I had a great time at the Biodiversity_next conference, meeting a lot of people involved in Biodiversity informatics. (I was part of an "AI" session discussing the state of the art in deep learning and bioacoustic audio.)
I was glad to get more familiar with the biodiversity information frameworks. GBIF is one worth knowing, an aggregator for worldwide observations of species. It's full of millions and millions of observations. Plants, animals, microbes... expert, amateur, automatic observations - lots of different types of "things spotted in the wild". They use the cutely-named "Darwin core" as a data formatting standard (informatics folks will get the joke!).

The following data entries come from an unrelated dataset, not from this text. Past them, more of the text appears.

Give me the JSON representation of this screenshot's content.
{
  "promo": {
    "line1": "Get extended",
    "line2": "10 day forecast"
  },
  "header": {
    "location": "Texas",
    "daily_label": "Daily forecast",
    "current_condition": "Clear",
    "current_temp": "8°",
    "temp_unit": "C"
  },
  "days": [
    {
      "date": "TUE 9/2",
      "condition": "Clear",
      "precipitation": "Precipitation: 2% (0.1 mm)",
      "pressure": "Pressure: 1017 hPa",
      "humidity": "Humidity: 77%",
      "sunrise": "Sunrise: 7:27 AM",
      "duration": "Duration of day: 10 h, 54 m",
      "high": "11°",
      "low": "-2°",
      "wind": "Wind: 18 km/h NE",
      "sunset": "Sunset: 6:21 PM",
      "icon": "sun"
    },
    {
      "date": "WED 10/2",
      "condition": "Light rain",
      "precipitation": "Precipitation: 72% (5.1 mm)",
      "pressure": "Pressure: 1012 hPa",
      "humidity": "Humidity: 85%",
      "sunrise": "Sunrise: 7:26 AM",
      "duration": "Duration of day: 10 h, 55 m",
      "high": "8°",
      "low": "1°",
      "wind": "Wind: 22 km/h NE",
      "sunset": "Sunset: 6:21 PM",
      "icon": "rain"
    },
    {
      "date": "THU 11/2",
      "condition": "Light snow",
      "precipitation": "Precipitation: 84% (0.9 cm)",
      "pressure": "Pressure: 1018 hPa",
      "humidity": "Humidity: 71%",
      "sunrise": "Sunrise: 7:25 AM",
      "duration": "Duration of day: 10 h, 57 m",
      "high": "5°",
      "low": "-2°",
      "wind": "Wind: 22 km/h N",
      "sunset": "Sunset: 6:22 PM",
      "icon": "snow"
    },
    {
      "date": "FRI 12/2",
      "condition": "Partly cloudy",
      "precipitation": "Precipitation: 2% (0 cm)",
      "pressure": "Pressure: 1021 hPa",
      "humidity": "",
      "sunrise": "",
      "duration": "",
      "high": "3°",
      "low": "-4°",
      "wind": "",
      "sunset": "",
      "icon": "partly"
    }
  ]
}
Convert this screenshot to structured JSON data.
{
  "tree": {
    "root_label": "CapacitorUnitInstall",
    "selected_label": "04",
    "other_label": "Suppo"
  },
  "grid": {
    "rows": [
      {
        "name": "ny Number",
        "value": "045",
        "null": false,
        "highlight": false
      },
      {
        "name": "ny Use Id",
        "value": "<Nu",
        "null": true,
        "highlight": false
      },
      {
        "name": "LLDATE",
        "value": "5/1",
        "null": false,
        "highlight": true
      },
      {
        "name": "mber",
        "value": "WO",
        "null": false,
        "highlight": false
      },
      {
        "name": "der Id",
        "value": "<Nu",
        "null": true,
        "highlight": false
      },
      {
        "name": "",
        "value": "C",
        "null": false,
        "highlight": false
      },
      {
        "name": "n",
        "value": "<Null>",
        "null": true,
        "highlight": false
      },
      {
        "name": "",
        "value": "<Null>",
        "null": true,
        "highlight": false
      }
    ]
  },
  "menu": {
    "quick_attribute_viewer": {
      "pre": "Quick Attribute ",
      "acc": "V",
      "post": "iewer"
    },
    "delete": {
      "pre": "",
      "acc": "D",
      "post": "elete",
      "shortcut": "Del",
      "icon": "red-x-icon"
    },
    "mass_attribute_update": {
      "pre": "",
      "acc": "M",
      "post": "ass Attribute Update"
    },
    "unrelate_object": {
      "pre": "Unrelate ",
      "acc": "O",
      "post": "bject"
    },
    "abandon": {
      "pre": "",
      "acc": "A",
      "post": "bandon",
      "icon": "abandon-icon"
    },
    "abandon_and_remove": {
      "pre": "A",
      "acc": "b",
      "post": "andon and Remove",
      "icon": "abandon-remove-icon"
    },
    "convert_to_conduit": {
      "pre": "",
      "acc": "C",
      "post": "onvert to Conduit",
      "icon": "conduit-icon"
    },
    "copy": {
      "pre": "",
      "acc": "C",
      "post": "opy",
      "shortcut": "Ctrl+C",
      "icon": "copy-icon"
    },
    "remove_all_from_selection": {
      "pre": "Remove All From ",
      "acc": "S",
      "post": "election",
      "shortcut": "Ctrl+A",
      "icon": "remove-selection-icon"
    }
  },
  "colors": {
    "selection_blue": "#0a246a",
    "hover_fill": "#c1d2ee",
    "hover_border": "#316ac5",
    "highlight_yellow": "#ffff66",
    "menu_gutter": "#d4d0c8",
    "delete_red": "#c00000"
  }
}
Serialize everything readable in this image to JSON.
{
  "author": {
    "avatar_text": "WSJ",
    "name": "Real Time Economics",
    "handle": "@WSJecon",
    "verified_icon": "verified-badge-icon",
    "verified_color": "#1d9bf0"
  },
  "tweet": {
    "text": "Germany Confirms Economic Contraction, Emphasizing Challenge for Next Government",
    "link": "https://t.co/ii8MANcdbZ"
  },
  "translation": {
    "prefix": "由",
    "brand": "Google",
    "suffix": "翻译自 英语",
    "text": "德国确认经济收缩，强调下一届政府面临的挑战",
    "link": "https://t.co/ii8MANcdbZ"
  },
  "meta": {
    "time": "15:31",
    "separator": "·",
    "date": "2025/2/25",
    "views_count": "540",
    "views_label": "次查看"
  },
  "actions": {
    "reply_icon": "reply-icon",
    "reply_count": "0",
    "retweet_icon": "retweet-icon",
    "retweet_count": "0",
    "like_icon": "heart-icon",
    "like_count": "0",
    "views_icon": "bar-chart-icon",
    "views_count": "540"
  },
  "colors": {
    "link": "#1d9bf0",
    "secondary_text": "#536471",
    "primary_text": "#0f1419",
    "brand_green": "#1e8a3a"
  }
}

Here's my first play at downloading some GBIF data. I downloaded all the data they've got about rose-ringed parakeets in Britain - the bright green parrots that are quite a new arrival in Britain, an invasive species which we can see in many city parks now. I plotted the observations per year. I also plotted a second species on the same chart, just to have a baseline comparison. So the parakeets are plotted in green, and the other species (common sandpiper) in yellow:
Many caveats with this data. For a start, each dot represents an "observation" not an "individual" - some of the observations are of a whole flock. I chose to keep it simple, not least because some of the observations list "5000" birds at a time, which may well be true but might swamp the visualisation! Also, some of the co-ordinates are scrambled, for data-privacy reasons - you can see it in the slight grid-like layout of the dots - and some are exact.
Further, I don't think I have any way of normalising for the amount of survey effort, at least for most of the data points. There seems to be a strange spike of parakeet density in 2009 - probably due to some surveying initiative, not to some massive short-term surge in the bird numbers! I think if the numbers really had increased eight-fold and then fallen back again, someone would have said something...

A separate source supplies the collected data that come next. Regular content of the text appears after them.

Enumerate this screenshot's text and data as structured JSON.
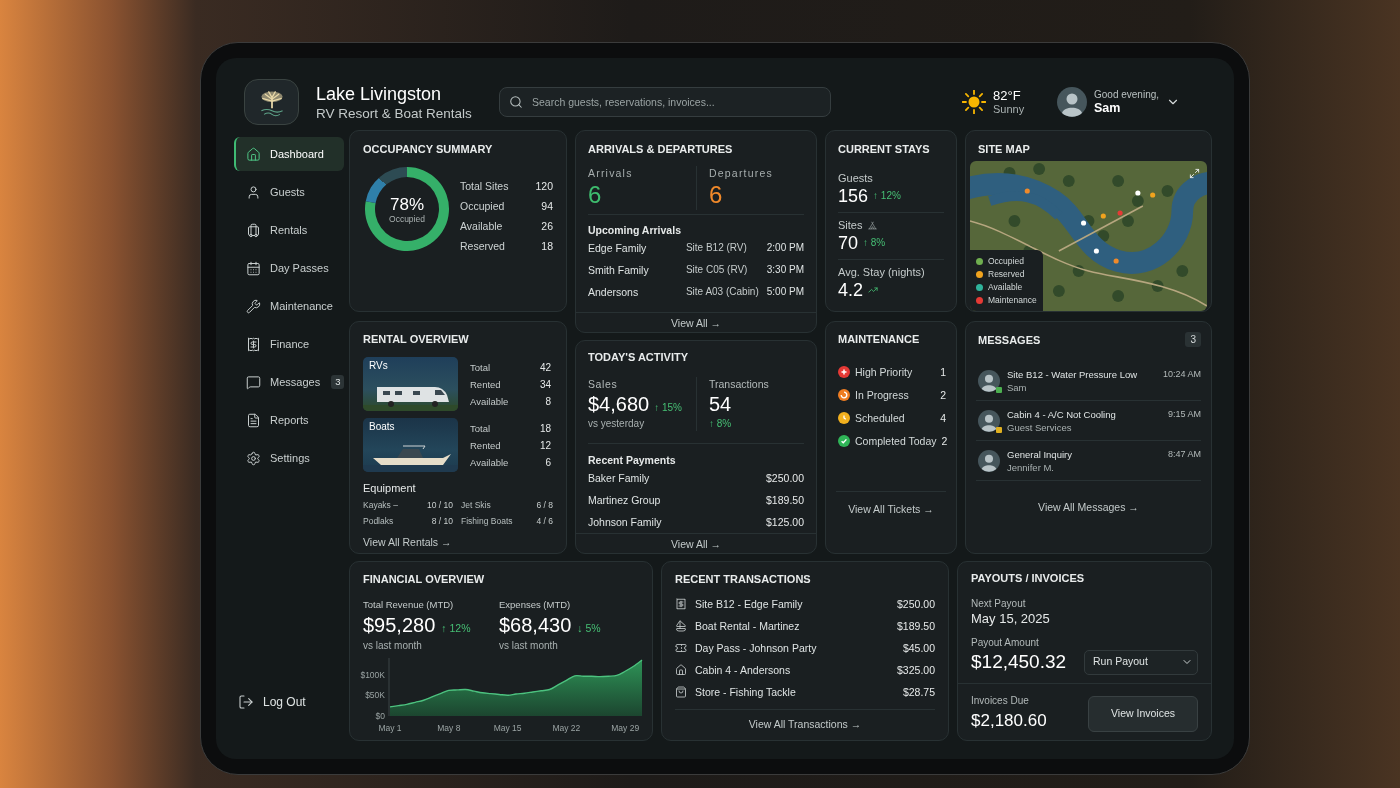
{
  "header": {
    "title": "Lake Livingston",
    "subtitle": "RV Resort & Boat Rentals",
    "search": {
      "placeholder": "Search guests, reservations, invoices..."
    },
    "weather": {
      "temperature": "82°F",
      "condition": "Sunny"
    },
    "user": {
      "greeting": "Good evening,",
      "name": "Sam"
    }
  },
  "sidebar": {
    "items": [
      {
        "label": "Dashboard",
        "selected": true
      },
      {
        "label": "Guests",
        "selected": false
      },
      {
        "label": "Rentals",
        "selected": false
      },
      {
        "label": "Day Passes",
        "selected": false
      },
      {
        "label": "Maintenance",
        "selected": false
      },
      {
        "label": "Finance",
        "selected": false
      },
      {
        "label": "Messages",
        "selected": false,
        "badge": "3"
      },
      {
        "label": "Reports",
        "selected": false
      },
      {
        "label": "Settings",
        "selected": false
      }
    ],
    "logout": "Log Out"
  },
  "occupancy": {
    "title": "OCCUPANCY SUMMARY",
    "percent": "78%",
    "caption": "Occupied",
    "chart_data": {
      "type": "donut",
      "values": [
        78,
        22
      ]
    },
    "stats": [
      {
        "label": "Total Sites",
        "value": "120"
      },
      {
        "label": "Occupied",
        "value": "94"
      },
      {
        "label": "Available",
        "value": "26"
      },
      {
        "label": "Reserved",
        "value": "18"
      }
    ]
  },
  "arrivals": {
    "title": "ARRIVALS & DEPARTURES",
    "counts": [
      {
        "label": "Arrivals",
        "value": "6",
        "color": "#3ebd6e"
      },
      {
        "label": "Departures",
        "value": "6",
        "color": "#f0892a"
      }
    ],
    "upcoming_title": "Upcoming Arrivals",
    "rows": [
      {
        "name": "Edge Family",
        "site": "Site B12 (RV)",
        "time": "2:00 PM"
      },
      {
        "name": "Smith Family",
        "site": "Site C05 (RV)",
        "time": "3:30 PM"
      },
      {
        "name": "Andersons",
        "site": "Site A03 (Cabin)",
        "time": "5:00 PM"
      }
    ],
    "link": "View All →"
  },
  "current_stays": {
    "title": "CURRENT STAYS",
    "metrics": [
      {
        "label": "Guests",
        "value": "156",
        "change": "↑ 12%"
      },
      {
        "label": "Sites",
        "value": "70",
        "change": "↑ 8%"
      },
      {
        "label": "Avg. Stay (nights)",
        "value": "4.2"
      }
    ]
  },
  "site_map": {
    "title": "SITE MAP",
    "legend": [
      {
        "label": "Occupied",
        "color": "#6fae4f"
      },
      {
        "label": "Reserved",
        "color": "#f0a31e"
      },
      {
        "label": "Available",
        "color": "#2fb39b"
      },
      {
        "label": "Maintenance",
        "color": "#e53a35"
      }
    ]
  },
  "rental_overview": {
    "title": "RENTAL OVERVIEW",
    "fleets": [
      {
        "kind": "rv",
        "label": "RVs",
        "stats": [
          {
            "label": "Total",
            "value": "42"
          },
          {
            "label": "Rented",
            "value": "34"
          },
          {
            "label": "Available",
            "value": "8"
          }
        ]
      },
      {
        "kind": "boat",
        "label": "Boats",
        "stats": [
          {
            "label": "Total",
            "value": "18"
          },
          {
            "label": "Rented",
            "value": "12"
          },
          {
            "label": "Available",
            "value": "6"
          }
        ]
      }
    ],
    "equipment_title": "Equipment",
    "equipment": [
      {
        "label": "Kayaks –",
        "value": "10 / 10"
      },
      {
        "label": "Jet Skis",
        "value": "6 / 8"
      },
      {
        "label": "Podlaks",
        "value": "8 / 10"
      },
      {
        "label": "Fishing Boats",
        "value": "4 / 6"
      }
    ],
    "link": "View All Rentals →"
  },
  "todays_activity": {
    "title": "TODAY'S ACTIVITY",
    "sales": {
      "label": "Sales",
      "value": "$4,680",
      "change": "↑ 15%",
      "note": "vs yesterday"
    },
    "transactions": {
      "label": "Transactions",
      "value": "54",
      "change": "↑ 8%"
    },
    "payments_title": "Recent Payments",
    "payments": [
      {
        "name": "Baker Family",
        "amount": "$250.00"
      },
      {
        "name": "Martinez Group",
        "amount": "$189.50"
      },
      {
        "name": "Johnson Family",
        "amount": "$125.00"
      }
    ],
    "link": "View All →"
  },
  "maintenance": {
    "title": "MAINTENANCE",
    "items": [
      {
        "label": "High Priority",
        "count": "1",
        "color": "#e53935"
      },
      {
        "label": "In Progress",
        "count": "2",
        "color": "#ef7d22"
      },
      {
        "label": "Scheduled",
        "count": "4",
        "color": "#f2b01e"
      },
      {
        "label": "Completed Today",
        "count": "2",
        "color": "#2fb457"
      }
    ],
    "link": "View All Tickets →"
  },
  "messages": {
    "title": "MESSAGES",
    "badge": "3",
    "items": [
      {
        "subject": "Site B12 - Water Pressure Low",
        "sender": "Sam",
        "time": "10:24 AM",
        "color": "#4caf50"
      },
      {
        "subject": "Cabin 4 - A/C Not Cooling",
        "sender": "Guest Services",
        "time": "9:15 AM",
        "color": "#e0b020"
      },
      {
        "subject": "General Inquiry",
        "sender": "Jennifer M.",
        "time": "8:47 AM"
      }
    ],
    "link": "View All Messages →"
  },
  "financial_overview": {
    "title": "FINANCIAL OVERVIEW",
    "metrics": [
      {
        "label": "Total Revenue (MTD)",
        "value": "$95,280",
        "change": "↑ 12%",
        "note": "vs last month"
      },
      {
        "label": "Expenses (MTD)",
        "value": "$68,430",
        "change": "↓ 5%",
        "note": "vs last month"
      }
    ],
    "chart_data": {
      "type": "area",
      "categories": [
        "May 1",
        null,
        null,
        null,
        null,
        null,
        null,
        "May 8",
        null,
        null,
        null,
        null,
        null,
        null,
        "May 15",
        null,
        null,
        null,
        null,
        null,
        null,
        "May 22",
        null,
        null,
        null,
        null,
        null,
        null,
        "May 29",
        null,
        null
      ],
      "values": [
        22,
        25,
        28,
        33,
        38,
        46,
        54,
        62,
        63,
        64,
        60,
        56,
        54,
        52,
        50,
        53,
        55,
        58,
        61,
        64,
        75,
        86,
        97,
        96,
        96,
        95,
        96,
        98,
        108,
        120,
        135
      ],
      "ylim": [
        0,
        140
      ],
      "yticks": [
        {
          "value": 0,
          "label": "$0"
        },
        {
          "value": 50,
          "label": "$50K"
        },
        {
          "value": 100,
          "label": "$100K"
        }
      ]
    }
  },
  "recent_transactions": {
    "title": "RECENT TRANSACTIONS",
    "rows": [
      {
        "label": "Site B12 - Edge Family",
        "amount": "$250.00"
      },
      {
        "label": "Boat Rental - Martinez",
        "amount": "$189.50"
      },
      {
        "label": "Day Pass - Johnson Party",
        "amount": "$45.00"
      },
      {
        "label": "Cabin 4 - Andersons",
        "amount": "$325.00"
      },
      {
        "label": "Store - Fishing Tackle",
        "amount": "$28.75"
      }
    ],
    "link": "View All Transactions →"
  },
  "payouts": {
    "title": "PAYOUTS / INVOICES",
    "next_payout_label": "Next Payout",
    "next_payout": "May 15, 2025",
    "amount_label": "Payout Amount",
    "amount": "$12,450.32",
    "action": "Run Payout",
    "invoices_label": "Invoices Due",
    "invoices": "$2,180.60",
    "invoices_button": "View Invoices"
  }
}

Regarding "survey effort": GBIF does offer ways of indicating survey effort, and also "absences" as well as "presences", but most of the data submissions don't make use of those fields.
The sandpiper data fluctuates too. There's definitely an increase as time goes by, primarily due to the increasing amount of surveys adding to GBIF. That's why I added a comparison species. Even with that, you can clearly see the difference in distribution between the two.